I lost everything. The provider in my life and strongest man I knew. He was the example of how a man should conduct himself, how I needed act as a provider and how I needed to be from then on. Strong, prideful, and determined to make sure everyone had what they needed. He was clueless in some ways, but it was awfully endearing, and I still don’t know a better mechanic than my father.


I also lost the most loving and caring person in my life, my anchor. As a teenager, when my failed suicide attempts and in-patient psych ward stays were over and I was sent home, my father knocked on my door nearly every five minutes with a simple “you alright?” Then, a soft “alright, just checking” when I answered him with or without words. He did it for years. It was the reassurance that I had someone who would always come looking for me that got me through all of that. As I write this, I can still hear the soft raps of his knuckles against the door I’ve painted over hundreds of times in the back of my head, and it’s been five years since he passed.


All I can think of, to this day, is how lucky I was to have a father who wasn’t afraid to love his family openly. He let us be girls, indulged in our childhood needs for pink, my teenage needs to wear all black and have fringe, my sister’s obsession with video games and anime.

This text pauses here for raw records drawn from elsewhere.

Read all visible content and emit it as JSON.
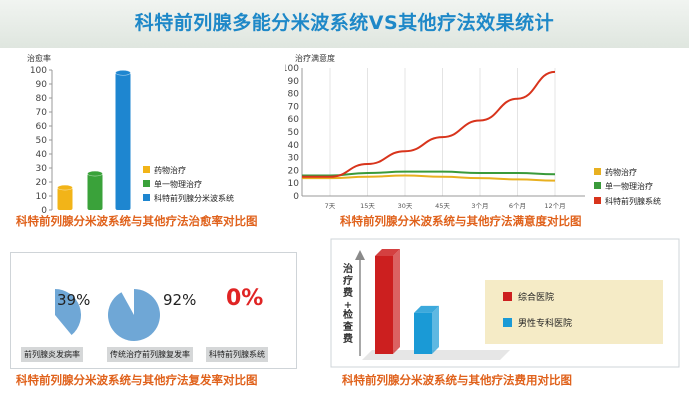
{
  "header": {
    "title": "科特前列腺多能分米波系统VS其他疗法效果统计"
  },
  "captions": {
    "cure": "科特前列腺分米波系统与其他疗法治愈率对比图",
    "satisfaction": "科特前列腺分米波系统与其他疗法满意度对比图",
    "relapse": "科特前列腺分米波系统与其他疗法复发率对比图",
    "cost": "科特前列腺分米波系统与其他疗法费用对比图"
  },
  "relapse": {
    "items": [
      {
        "label": "前列腺炎发病率",
        "value_text": "39%",
        "value": 39
      },
      {
        "label": "传统治疗前列腺复发率",
        "value_text": "92%",
        "value": 92
      },
      {
        "label": "科特前列腺系统",
        "value_text": "0%",
        "value": 0
      }
    ]
  },
  "chart_data": [
    {
      "type": "bar",
      "ylabel": "治愈率",
      "ylim": [
        0,
        100
      ],
      "yticks": [
        0,
        10,
        20,
        30,
        40,
        50,
        60,
        70,
        80,
        90,
        100
      ],
      "categories": [
        "药物治疗",
        "单一物理治疗",
        "科特前列腺分米波系统"
      ],
      "values": [
        16,
        26,
        98
      ],
      "colors": [
        "#f2b418",
        "#3aa23a",
        "#1e86d0"
      ],
      "legend": [
        "药物治疗",
        "单一物理治疗",
        "科特前列腺分米波系统"
      ]
    },
    {
      "type": "line",
      "ylabel": "治疗满意度",
      "ylim": [
        0,
        100
      ],
      "yticks": [
        0,
        10,
        20,
        30,
        40,
        50,
        60,
        70,
        80,
        90,
        100
      ],
      "x": [
        "7天",
        "15天",
        "30天",
        "45天",
        "3个月",
        "6个月",
        "12个月"
      ],
      "series": [
        {
          "name": "药物治疗",
          "color": "#e8b020",
          "values": [
            14,
            15,
            16,
            15,
            14,
            13,
            12
          ]
        },
        {
          "name": "单一物理治疗",
          "color": "#3a9a3a",
          "values": [
            16,
            18,
            19,
            19,
            18,
            18,
            17
          ]
        },
        {
          "name": "科特前列腺系统",
          "color": "#d8341c",
          "values": [
            15,
            25,
            35,
            46,
            59,
            76,
            97
          ]
        }
      ]
    },
    {
      "type": "bar",
      "ylabel": "治疗费+检查费",
      "categories": [
        "综合医院",
        "男性专科医院"
      ],
      "values": [
        100,
        42
      ],
      "colors": [
        "#cc1f1f",
        "#1a9ad6"
      ],
      "legend": [
        "综合医院",
        "男性专科医院"
      ]
    }
  ]
}
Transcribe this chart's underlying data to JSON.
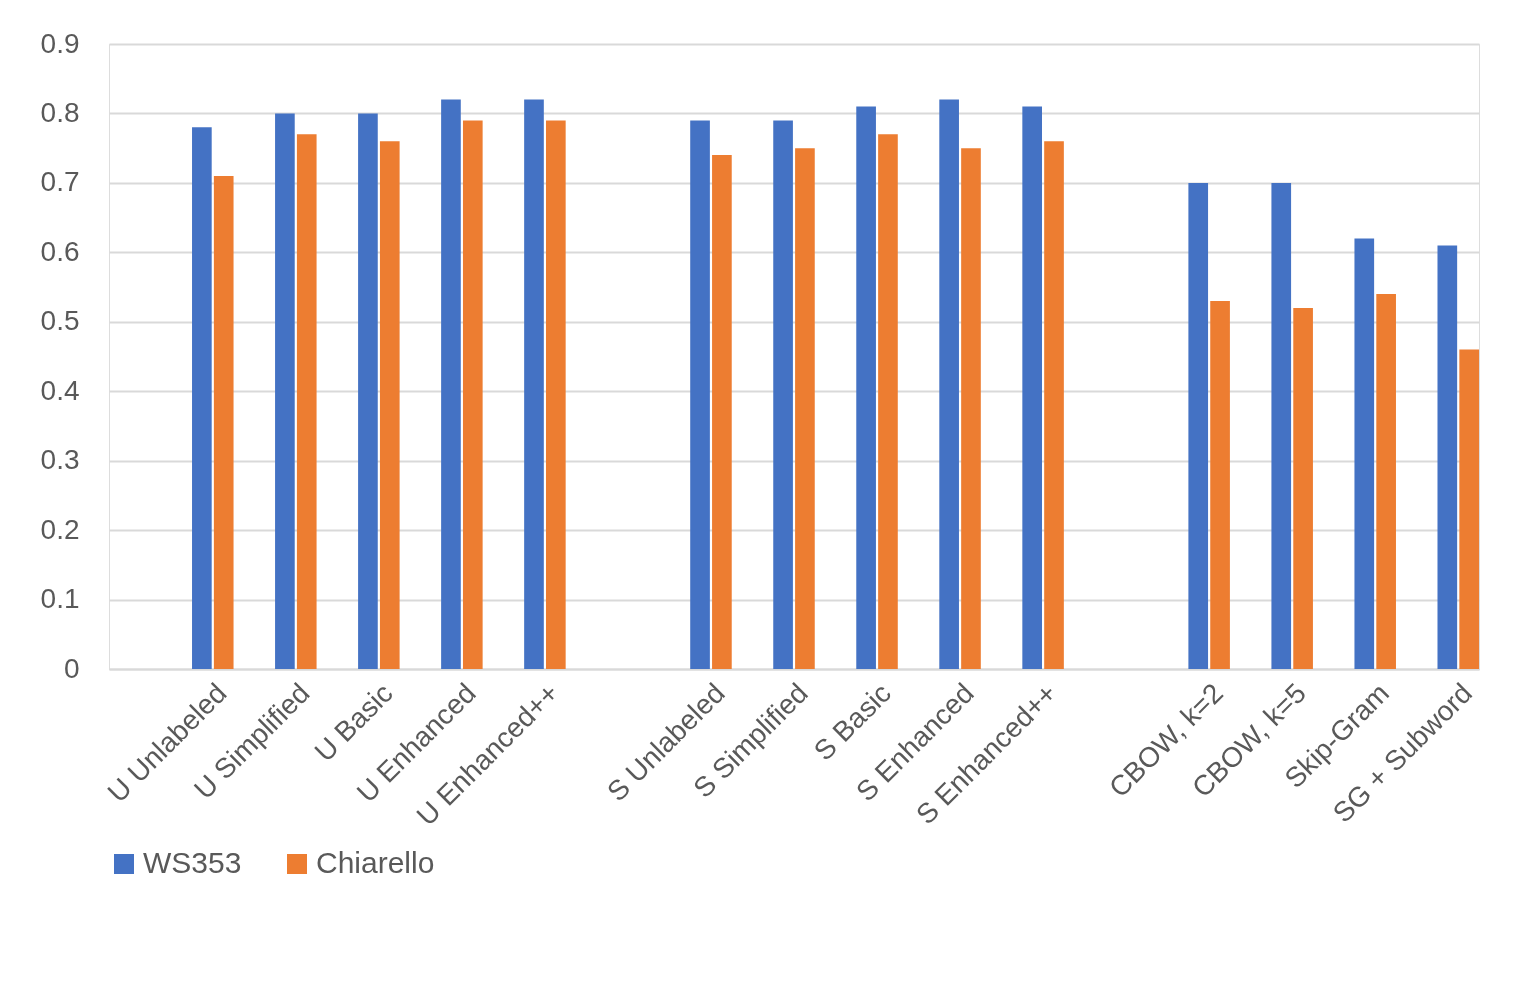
{
  "chart_data": {
    "type": "bar",
    "categories": [
      null,
      "U Unlabeled",
      "U Simplified",
      "U Basic",
      "U Enhanced",
      "U Enhanced++",
      null,
      "S Unlabeled",
      "S Simplified",
      "S Basic",
      "S Enhanced",
      "S Enhanced++",
      null,
      "CBOW, k=2",
      "CBOW, k=5",
      "Skip-Gram",
      "SG + Subword"
    ],
    "series": [
      {
        "name": "WS353",
        "color": "#4472c4",
        "values": [
          null,
          0.78,
          0.8,
          0.8,
          0.82,
          0.82,
          null,
          0.79,
          0.79,
          0.81,
          0.82,
          0.81,
          null,
          0.7,
          0.7,
          0.62,
          0.61
        ]
      },
      {
        "name": "Chiarello",
        "color": "#ed7d31",
        "values": [
          null,
          0.71,
          0.77,
          0.76,
          0.79,
          0.79,
          null,
          0.74,
          0.75,
          0.77,
          0.75,
          0.76,
          null,
          0.53,
          0.52,
          0.54,
          0.46
        ]
      }
    ],
    "ylim": [
      0,
      0.9
    ],
    "yticks": [
      0,
      0.1,
      0.2,
      0.3,
      0.4,
      0.5,
      0.6,
      0.7,
      0.8,
      0.9
    ],
    "grid": "y",
    "legend": "bottom"
  }
}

He never once shied away from buying anything we needed. He found a way to get the money, regardless of us living paycheck-to-paycheck my whole childhood. 


I remember I started my period, on the first day of seventh grade, and he drove across the whole city looking for an open CVS before school to buy me what I needed. We were both scared and clueless, me because this was my second one and I was with my dad, and I could see on his face he was trying not to panic, but he made sure that there were always a few pads and tampons in the car after that. I still laugh at that story with my sister sometimes because it’s such a practical thing he would do, keeping extras in the car in the center console.


My father and my mother weren’t always on the best of terms throughout their marriage, but every sporadic evening they spent on our patio as they danced together to “Too Much Heaven” by the Bee Gees on the old stereo-slash-radio, fueled by a few drinks, showed that they still loved each other and gave us a good example of what truly being loved and being there for your family meant. I have a lot more peace now, years later, knowing my mother and my father are together somewhere in the universe. He is not alone, and she is not without her best friend anymore.


I just wish I could tell you one more time that I’m sorry, Dad. I’m sorry I forgot your Father’s Day card. I still buy one every year, but I never write in it. I’ve stopped writing in them two years after you died because I don’t see the point if I can’t give it to you.


Now, I find myself perusing the card section during June every year to find the perfect card to buy and hold on to. I don’t think I’ll ever forget a Father’s Day card again.